Throughout “Until Dawn,” players will control and shape each of the eight characters. Do you let someone make crass comments about a woman? Hopefully not. Do you intervene when two exes get snippy at each other? Maybe they seem to deserve it. Are you the kind of jerk who’s going to throw a snowball at a bird? Again, hopefully not.
Generally, the game is asking players to pick between two bad decisions. Run from a psychopath or hide from a psychopath? Want to see a different path? Start the whole thing over. It’s a design choice that alternately heightens and lessens the “gamey” aspects of “Until Dawn.” Most choose-your-own-adventure narratives allow players to save the game and briefly try out other courses of action, glimpsing the one they think may be the best. Not here.
While “Until Dawn” owes a heavy debt to the work of developers Quantic Dream and Telltale Games (perhaps most notably the latter’s take on “The Walking Dead”), in other titles I often sample every course of action, trying to guess which path the writers seem most invested in. “Until Dawn” adds elements that make that sort of guesswork superfluous. At any point one can pause “Until Dawn” and see how a single character is faring. Is Sam getting along with Josh? Is Emily cooling on her beau?
All these shifts make “Until Dawn” less about big, game-altering moments and encourage the player to try to mix-and-match personalities. In a game of life and death, you never know when you’ll need an ally. It both minimizes the use of the controller while requiring constant interaction.

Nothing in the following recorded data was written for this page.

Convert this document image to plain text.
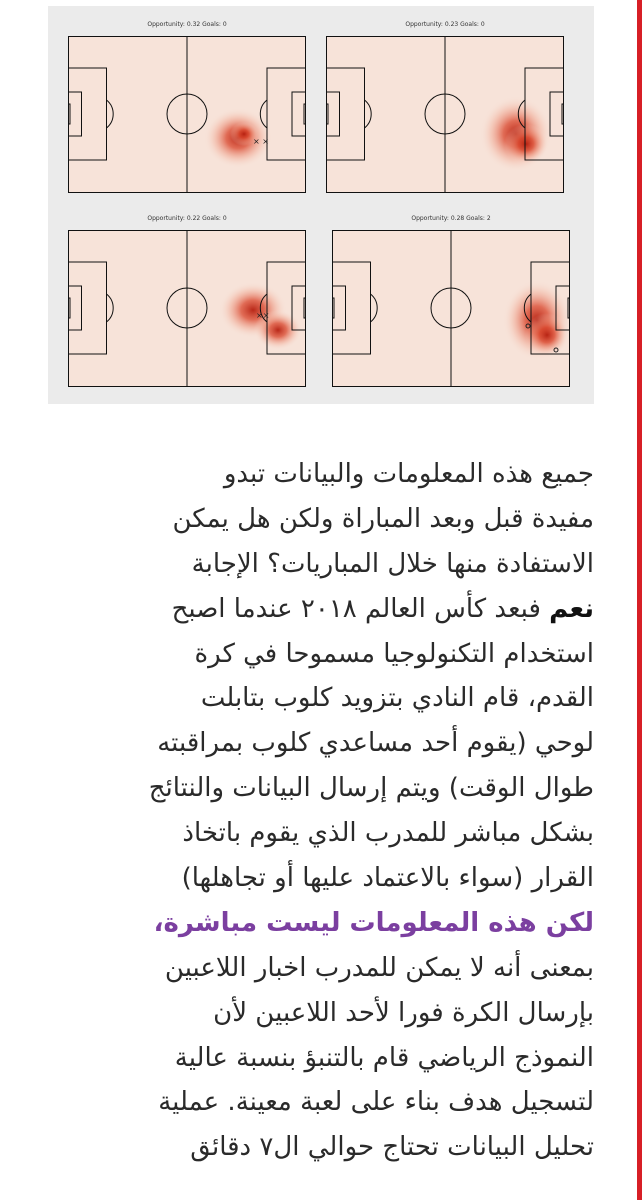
Opportunity: 0.32 Goals: 0
× ×
Opportunity: 0.23 Goals: 0
Opportunity: 0.22 Goals: 0
××
Opportunity: 0.28 Goals: 2
جميع هذه المعلومات والبيانات تبدو
مفيدة قبل وبعد المباراة ولكن هل يمكن
الاستفادة منها خلال المباريات؟ الإجابة
نعم فبعد كأس العالم ٢٠١٨ عندما اصبح
استخدام التكنولوجيا مسموحا في كرة
القدم، قام النادي بتزويد كلوب بتابلت
لوحي (يقوم أحد مساعدي كلوب بمراقبته
طوال الوقت) ويتم إرسال البيانات والنتائج
بشكل مباشر للمدرب الذي يقوم باتخاذ
القرار (سواء بالاعتماد عليها أو تجاهلها)
لكن هذه المعلومات ليست مباشرة،
بمعنى أنه لا يمكن للمدرب اخبار اللاعبين
بإرسال الكرة فورا لأحد اللاعبين لأن
النموذج الرياضي قام بالتنبؤ بنسبة عالية
لتسجيل هدف بناء على لعبة معينة. عملية
تحليل البيانات تحتاج حوالي ال٧ دقائق
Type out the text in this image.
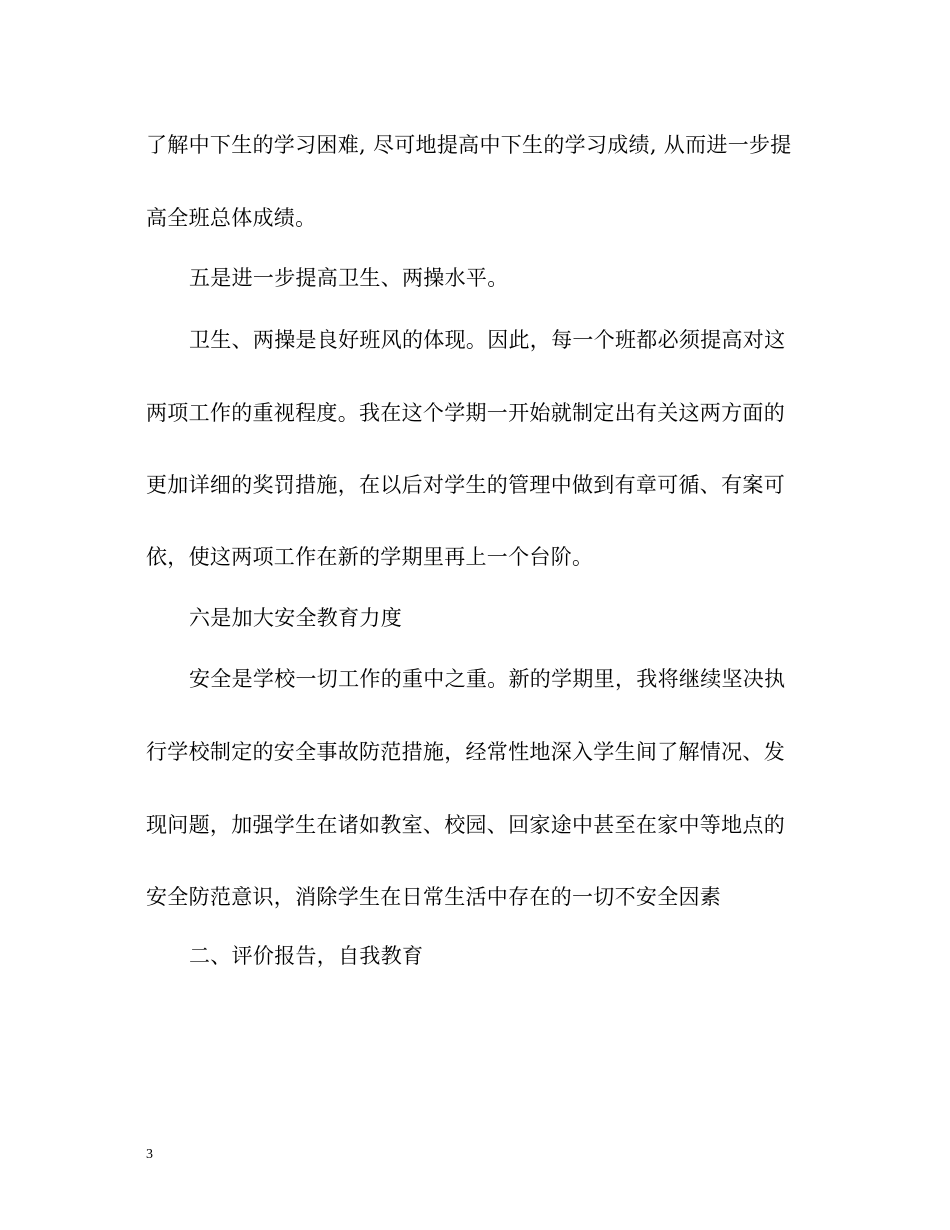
了解中下生的学习困难, 尽可地提高中下生的学习成绩, 从而进一步提
高全班总体成绩。
五是进一步提高卫生、两操水平。
卫生、两操是良好班风的体现。因此，每一个班都必须提高对这
两项工作的重视程度。我在这个学期一开始就制定出有关这两方面的
更加详细的奖罚措施，在以后对学生的管理中做到有章可循、有案可
依，使这两项工作在新的学期里再上一个台阶。
六是加大安全教育力度
安全是学校一切工作的重中之重。新的学期里，我将继续坚决执
行学校制定的安全事故防范措施，经常性地深入学生间了解情况、发
现问题，加强学生在诸如教室、校园、回家途中甚至在家中等地点的
安全防范意识，消除学生在日常生活中存在的一切不安全因素
二、评价报告，自我教育
3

“It’s kind of like a game of chess,” Byles says of his goal for “Until Dawn.” “It’s a much more cerebral style of gaming. It’s about getting information, finding information and thinking quite carefully when you get to these points of decision.”
Chess? A lofty comparison for a game in which the bulk of its characters probably couldn’t understand the movement patterns of a rook. Hey, look, a tattered mausoleum filled with wolves! Let’s have a look. Oh, an abandoned mine that once trapped dozens of workers! Time for a stroll. Even Sam makes the mistake of taking off her clothes when it’s clear her male friends are perverts.
If there’s a cliche, “Until Dawn” will allude to it, even the horror genre’s uncomfortable sexism. But Byles says the game doesn’t play into it.
“That old-fashioned misogynistic attitude feels very dated now. This is a balance between four guys and four girls. It’s not like the girls all die and they all die horribly. We’ve avoided the traditional phallic stabbing. It just doesn’t feel contemporary,” he says.
Yes, despite the B-movie triviality, “Until Dawn” has its eye on greater heights. You’ll just have to overlook people being chained to a wall with circular metal blades aimed at their stomachs to find it.